By the end of this book, it's clear that Harry has a better understanding of the evil with which he is confronted each year. It's worse than he knew, but he now has two more adults in his life who care for him and who are loyal to him and to the memory of his parents. Harry has learned something else valuable, to not take things or people at face value. He's learned to look carefully at each situation before taking action. And he now has something else that's as useful as his Invisibility Cloak - the Maurader's Map, courtesy of Fred and George, and returned to him by Remus Lupin, one of the four map makers.

Here, I won't go into my usual rant that the critical information about the Maurader's Map and its creators (Lupin, Black, James Potter and Pettigrew) was completely marginalized in the movie and that Harry never asks Lupin how he knows that the bit of parchment IS a map. However, . . . 'nough said.

There is something that always bothered me about the book, however. It was corrected in the movie (my favorite scene in the POA movie, actually) when Lupin and Harry talk on the bridge. In the book, they have a conversation over tea in Lupin's office. It's not important where they are, but what was missing in the book, in my opinion. Lupin has the perfect opportunity to tell Harry that he knew James. I understand that it would have spoiled the twist that Rowling had coming when Lupin joins up with Sirius Black in the Shrieking Shack.
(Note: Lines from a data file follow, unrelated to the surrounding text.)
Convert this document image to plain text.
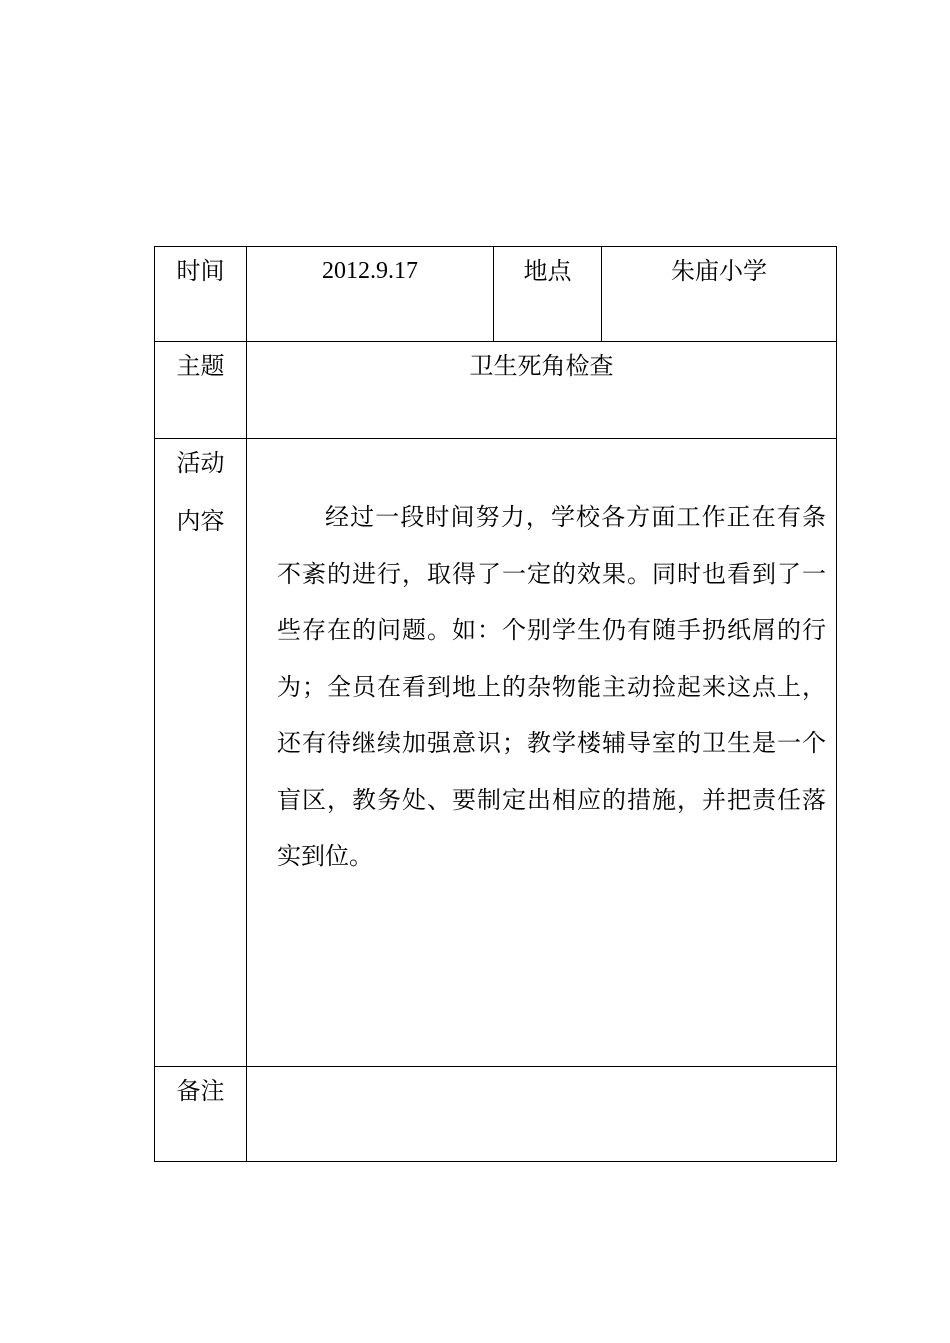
时间	2012.9.17	地点	朱庙小学
主题	卫生死角检查		

活动
内容	经过一段时间努力，学校各方面工作正在有条不紊的进行，取得了一定的效果。同时也看到了一些存在的问题。如：个别学生仍有随手扔纸屑的行为；全员在看到地上的杂物能主动捡起来这点上，还有待继续加强意识；教学楼辅导室的卫生是一个盲区，教务处、要制定出相应的措施，并把责任落实到位。		

备注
But it just would have made more sense for him to say to Harry, in that moment when they were alone - "I knew your dad and mum at school." He needn't have said they were best friends or any more than that. But it seemed odd that he never mentioned it at all. I think any adult who sees the child of a deceased friend would say something.

The other thing that has always seemed off to me is that Harry doesn't ask about his parents. I know he wouldn't ask the Dursleys, but once he is at school and has the chance to talk to people who might have known James and Lily, why didn't he ever say to Dumbledore, Hagrid, or any of the professors "Did you know my mum and dad? Did you have them in class? What were they like? Were they good students? Who were their friends?" It is normal for children to want to know about their parents when they were younger, and it's out of character for Harry, as an adopted child (or a foster child or whatever the arrangement was), to not ask those questions. Especially, since thre was nothing hapy about his situation.

I speak as an adopted child on this issue. I had a happy childhood with loving parents and a good home. But I remember wondering who my birth parents were, what they were like, what happened to them. As I got older, I no longer felt the need to find answers to those questions, but it was because I was happy. I came to understand that my "real parents" were the mom and dad who raised me, the ones who were there for me when I was sick, who shared in my joys and sorrows. Not every adopted child gets to that point. But if I'd had a family like the Dursleys, I definitely would have wanted all the information I could find about my [birth] parents. We find out later, in Goblet of Fire, that Tom Riddle searched for his birth parents because he hoped that would answer questions about who he was. I think Rowling missed in handling how Harry would act after learning that he'd had loving parents. He would have been more curious than she allowed him to be. In everything else, Harry isn't content to accept what he's told, so why are we to expect that he would be so incurious about his parents until he finally meets Sirius and Remus?

As I said when I started this post, I went right through books two and three by listening to Stephen Fry. The books are best, I think, when read aloud. There is a richness that comes off the page when the story is told rather than just read. Reading a book aloud means that the reader an the listener have the time to reflect on the story, enjoy the funny bits, agonize over moments of sorrow or apprehension, in a way that just can't be properly done as one rushes through when reading silently.

Now that I've caught up, I'm off to listen to Harry Potter and the Goblet of Fire.

. . . if I just had a Time Turner, I could get some more sleep. Someday I'll learn to not start writing things so late at night. But, I probably couldn't figure out how to work it anyway.